WakeMed had already been in full operation before the pandemic to move lab sample deliveries across the company’s three hospitals and eight outpatient facilities. WakeMed, one of Raleigh, North Carolina’s largest hospital systems, has been in partnership with UPS Flight Forward, Matternet, and the North Carolina Department of Transportation. The U.S. Federal Aviation Administration (FAA) awarded UPS Flight Forward the first full Part 135 Standard certification to operate a drone airline in October of 2019. As an article on Forbes.com notes “In the new age of coronavirus, where rapid testing is currently the critical difference between keeping America’s economy shut down and cautiously opening it back up, WakeMed’s program and the data it yields could have transformative consequences for grappling with the world’s next pandemic by eliminating the need to transfer blood and swabs by courier cars and Quest Diagnostic vans, thereby avoiding traffic, reducing accidents, and getting results faster.”
The downstream advantages are quickly emerging in industries where social distancing and working remotely are critical. When construction sites in Pittsburg were shut down, virtually overnight, companies turned to drones for inspecting their projects remotely. They were able to maintain up-to-date inventory of their materials as well as document any damage for potential insurance claims.

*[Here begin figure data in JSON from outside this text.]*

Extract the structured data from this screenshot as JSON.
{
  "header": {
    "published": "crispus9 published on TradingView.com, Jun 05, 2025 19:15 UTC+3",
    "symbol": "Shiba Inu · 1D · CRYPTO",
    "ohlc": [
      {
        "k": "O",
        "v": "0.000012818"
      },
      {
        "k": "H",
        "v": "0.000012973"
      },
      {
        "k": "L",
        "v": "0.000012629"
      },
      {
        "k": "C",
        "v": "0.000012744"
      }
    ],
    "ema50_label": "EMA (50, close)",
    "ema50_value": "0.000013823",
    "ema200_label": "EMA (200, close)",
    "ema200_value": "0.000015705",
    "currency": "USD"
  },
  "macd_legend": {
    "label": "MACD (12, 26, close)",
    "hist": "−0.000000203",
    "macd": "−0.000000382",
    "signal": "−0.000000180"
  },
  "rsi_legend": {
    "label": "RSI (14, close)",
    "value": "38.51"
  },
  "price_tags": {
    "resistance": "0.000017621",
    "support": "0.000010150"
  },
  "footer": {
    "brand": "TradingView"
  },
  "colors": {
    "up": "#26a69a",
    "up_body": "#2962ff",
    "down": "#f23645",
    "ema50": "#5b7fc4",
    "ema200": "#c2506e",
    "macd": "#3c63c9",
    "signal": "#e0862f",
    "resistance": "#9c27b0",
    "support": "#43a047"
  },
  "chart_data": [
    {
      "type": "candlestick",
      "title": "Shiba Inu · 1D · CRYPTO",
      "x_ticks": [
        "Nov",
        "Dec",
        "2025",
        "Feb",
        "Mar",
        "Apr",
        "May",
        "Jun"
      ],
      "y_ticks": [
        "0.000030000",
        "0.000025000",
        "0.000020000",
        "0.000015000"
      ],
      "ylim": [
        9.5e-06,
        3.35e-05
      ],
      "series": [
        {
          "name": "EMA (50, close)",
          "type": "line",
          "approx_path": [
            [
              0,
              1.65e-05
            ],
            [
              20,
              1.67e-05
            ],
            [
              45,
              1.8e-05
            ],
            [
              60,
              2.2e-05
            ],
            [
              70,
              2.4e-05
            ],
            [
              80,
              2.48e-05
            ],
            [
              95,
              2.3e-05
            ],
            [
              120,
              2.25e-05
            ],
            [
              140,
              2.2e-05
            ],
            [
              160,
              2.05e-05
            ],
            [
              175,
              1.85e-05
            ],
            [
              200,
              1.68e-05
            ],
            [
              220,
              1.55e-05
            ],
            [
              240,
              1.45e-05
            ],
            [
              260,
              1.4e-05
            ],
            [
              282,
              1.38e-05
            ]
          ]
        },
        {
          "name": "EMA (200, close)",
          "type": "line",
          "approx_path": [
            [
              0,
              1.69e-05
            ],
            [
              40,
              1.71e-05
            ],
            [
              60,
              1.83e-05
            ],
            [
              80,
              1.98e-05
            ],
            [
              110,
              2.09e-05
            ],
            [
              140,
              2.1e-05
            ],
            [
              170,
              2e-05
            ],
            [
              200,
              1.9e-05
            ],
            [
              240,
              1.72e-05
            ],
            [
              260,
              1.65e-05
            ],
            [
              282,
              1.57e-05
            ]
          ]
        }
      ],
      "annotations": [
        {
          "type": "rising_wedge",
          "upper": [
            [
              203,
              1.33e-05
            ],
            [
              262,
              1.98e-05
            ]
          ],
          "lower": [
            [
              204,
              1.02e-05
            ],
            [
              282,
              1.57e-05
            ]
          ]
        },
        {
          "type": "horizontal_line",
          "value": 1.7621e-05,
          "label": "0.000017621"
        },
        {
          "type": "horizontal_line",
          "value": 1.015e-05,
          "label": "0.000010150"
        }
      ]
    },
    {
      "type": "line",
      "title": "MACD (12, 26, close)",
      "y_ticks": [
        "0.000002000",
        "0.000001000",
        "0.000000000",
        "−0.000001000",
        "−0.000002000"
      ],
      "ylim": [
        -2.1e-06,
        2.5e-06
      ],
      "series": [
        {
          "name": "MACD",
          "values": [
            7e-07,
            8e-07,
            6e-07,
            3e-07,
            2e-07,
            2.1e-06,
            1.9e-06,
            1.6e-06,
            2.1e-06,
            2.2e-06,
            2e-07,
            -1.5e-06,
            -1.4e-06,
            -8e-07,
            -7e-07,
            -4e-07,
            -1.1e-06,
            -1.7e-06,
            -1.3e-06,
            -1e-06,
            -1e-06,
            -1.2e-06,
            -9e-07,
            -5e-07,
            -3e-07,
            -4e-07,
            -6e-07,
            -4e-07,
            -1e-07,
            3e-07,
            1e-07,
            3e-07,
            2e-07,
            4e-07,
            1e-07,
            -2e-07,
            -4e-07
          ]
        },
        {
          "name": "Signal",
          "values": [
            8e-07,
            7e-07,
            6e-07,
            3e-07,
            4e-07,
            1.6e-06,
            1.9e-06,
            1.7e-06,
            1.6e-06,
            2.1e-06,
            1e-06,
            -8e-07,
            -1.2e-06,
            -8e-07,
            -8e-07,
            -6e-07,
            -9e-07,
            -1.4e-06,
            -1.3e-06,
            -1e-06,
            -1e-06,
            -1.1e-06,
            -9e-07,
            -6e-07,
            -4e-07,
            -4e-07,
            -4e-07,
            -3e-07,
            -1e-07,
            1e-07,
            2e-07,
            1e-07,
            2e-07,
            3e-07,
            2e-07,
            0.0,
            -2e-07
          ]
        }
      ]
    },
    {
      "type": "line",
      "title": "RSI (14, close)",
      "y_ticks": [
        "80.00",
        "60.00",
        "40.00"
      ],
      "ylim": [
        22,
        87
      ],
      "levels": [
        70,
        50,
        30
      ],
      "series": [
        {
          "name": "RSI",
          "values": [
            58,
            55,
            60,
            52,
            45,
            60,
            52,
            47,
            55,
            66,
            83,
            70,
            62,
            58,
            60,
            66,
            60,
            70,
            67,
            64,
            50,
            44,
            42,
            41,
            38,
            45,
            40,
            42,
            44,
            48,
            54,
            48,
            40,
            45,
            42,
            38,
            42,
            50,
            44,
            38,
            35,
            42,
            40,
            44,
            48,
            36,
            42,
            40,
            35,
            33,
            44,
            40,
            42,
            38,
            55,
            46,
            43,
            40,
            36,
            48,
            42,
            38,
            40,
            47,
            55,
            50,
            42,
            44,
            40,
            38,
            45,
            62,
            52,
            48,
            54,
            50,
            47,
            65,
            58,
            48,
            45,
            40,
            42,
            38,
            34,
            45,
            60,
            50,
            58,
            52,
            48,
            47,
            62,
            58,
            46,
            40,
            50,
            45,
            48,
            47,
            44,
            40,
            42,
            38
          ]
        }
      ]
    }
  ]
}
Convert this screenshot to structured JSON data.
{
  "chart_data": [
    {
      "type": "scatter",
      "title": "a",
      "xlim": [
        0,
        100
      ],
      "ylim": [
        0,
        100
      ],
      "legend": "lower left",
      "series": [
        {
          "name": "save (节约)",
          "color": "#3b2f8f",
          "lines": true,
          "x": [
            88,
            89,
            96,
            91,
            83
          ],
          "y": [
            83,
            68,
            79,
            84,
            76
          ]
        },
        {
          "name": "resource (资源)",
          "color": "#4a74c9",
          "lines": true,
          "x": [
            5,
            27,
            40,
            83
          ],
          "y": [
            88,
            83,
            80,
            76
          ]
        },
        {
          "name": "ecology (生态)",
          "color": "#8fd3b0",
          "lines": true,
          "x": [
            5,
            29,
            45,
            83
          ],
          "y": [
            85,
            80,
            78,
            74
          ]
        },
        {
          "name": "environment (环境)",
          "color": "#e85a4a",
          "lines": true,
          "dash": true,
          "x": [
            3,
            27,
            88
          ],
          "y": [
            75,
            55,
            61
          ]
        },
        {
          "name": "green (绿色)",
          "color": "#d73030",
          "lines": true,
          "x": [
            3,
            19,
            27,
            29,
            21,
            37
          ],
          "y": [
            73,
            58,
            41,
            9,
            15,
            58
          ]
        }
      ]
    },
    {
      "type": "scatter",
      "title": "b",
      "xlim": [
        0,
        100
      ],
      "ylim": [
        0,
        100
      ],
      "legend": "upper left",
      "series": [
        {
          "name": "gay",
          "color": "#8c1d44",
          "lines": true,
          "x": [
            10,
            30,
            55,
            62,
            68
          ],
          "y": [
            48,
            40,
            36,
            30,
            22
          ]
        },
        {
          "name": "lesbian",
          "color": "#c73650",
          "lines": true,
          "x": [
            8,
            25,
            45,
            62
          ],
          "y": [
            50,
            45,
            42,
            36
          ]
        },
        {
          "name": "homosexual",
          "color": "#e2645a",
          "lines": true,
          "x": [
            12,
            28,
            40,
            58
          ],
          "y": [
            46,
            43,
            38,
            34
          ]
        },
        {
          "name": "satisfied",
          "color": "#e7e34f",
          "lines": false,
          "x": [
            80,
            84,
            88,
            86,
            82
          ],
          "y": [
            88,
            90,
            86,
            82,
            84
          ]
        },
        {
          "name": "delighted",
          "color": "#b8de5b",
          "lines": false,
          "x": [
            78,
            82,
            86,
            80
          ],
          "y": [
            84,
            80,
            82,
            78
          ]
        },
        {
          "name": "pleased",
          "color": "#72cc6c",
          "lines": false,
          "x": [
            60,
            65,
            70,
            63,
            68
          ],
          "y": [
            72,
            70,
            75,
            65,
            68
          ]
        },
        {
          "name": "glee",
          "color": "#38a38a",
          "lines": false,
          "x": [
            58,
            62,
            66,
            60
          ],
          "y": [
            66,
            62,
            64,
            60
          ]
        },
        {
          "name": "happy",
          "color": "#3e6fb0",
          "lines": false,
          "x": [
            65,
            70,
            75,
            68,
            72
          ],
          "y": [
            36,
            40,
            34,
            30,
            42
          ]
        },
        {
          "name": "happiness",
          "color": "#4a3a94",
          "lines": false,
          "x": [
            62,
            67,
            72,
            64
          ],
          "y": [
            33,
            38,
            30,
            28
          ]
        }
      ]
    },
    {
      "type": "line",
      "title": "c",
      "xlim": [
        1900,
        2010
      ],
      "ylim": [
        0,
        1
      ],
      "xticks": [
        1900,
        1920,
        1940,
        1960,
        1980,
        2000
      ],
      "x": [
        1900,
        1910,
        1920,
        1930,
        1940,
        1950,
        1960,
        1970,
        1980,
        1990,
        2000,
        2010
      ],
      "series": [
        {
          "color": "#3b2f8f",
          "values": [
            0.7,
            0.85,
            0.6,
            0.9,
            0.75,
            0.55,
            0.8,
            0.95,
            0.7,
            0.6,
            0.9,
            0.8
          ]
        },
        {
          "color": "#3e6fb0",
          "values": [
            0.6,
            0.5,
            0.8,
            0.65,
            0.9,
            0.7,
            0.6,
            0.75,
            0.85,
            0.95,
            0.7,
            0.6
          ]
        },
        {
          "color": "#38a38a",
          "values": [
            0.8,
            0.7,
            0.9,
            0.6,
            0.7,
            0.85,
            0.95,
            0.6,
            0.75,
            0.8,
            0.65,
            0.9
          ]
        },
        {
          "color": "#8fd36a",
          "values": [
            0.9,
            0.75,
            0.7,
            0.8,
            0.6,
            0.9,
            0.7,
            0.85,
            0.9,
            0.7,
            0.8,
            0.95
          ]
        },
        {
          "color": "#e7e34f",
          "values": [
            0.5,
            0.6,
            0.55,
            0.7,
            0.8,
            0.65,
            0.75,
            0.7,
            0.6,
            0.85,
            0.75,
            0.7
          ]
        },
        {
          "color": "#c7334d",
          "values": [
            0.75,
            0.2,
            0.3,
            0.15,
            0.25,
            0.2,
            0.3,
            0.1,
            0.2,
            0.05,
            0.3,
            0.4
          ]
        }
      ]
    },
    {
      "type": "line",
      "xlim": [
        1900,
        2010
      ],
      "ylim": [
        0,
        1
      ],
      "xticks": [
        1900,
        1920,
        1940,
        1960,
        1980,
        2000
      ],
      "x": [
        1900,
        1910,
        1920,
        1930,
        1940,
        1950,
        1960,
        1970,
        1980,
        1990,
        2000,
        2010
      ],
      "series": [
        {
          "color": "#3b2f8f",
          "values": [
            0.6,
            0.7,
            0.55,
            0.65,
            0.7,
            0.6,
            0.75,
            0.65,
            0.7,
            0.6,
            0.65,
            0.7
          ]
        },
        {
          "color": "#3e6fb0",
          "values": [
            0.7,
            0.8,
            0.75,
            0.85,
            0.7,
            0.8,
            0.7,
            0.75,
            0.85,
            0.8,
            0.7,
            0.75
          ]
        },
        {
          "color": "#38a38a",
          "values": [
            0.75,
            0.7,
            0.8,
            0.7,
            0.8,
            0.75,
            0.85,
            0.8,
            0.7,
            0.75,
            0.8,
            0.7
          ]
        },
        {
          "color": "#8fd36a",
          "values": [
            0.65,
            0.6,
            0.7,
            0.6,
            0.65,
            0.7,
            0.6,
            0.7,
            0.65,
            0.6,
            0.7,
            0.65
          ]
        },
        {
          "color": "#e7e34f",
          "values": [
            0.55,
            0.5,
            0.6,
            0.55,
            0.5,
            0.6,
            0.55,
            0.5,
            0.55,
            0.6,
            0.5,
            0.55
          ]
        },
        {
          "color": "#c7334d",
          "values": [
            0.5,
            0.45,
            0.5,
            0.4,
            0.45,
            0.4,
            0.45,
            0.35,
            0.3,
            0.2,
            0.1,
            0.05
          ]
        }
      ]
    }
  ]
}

In late February of this year, Marcus Acheson, an architect and studio principal at Little Diversified Architectural Consulting (Little), hired a consulting company called Aerial Analytics to conduct a LiDar (light detection and ranging) survey for his team’s proposal to win a two-tower development project in Raleigh, NC. This LiDar survey, which was typically performed by a helicopter crew is now flown by a remote unmanned drone. After the pandemic struck Acheson found himself rethinking what else drones could do for his business post-pandemic. Could site surveyors fly a drone rather than going to a given site? Could he work with contractors to monitor construction remotely – reducing exposure and minimizing risk?
If crisis really is an opportunity to do things that you think you could not do before, then the drone industry may be getting a huge boost in the midst of unprecedented times.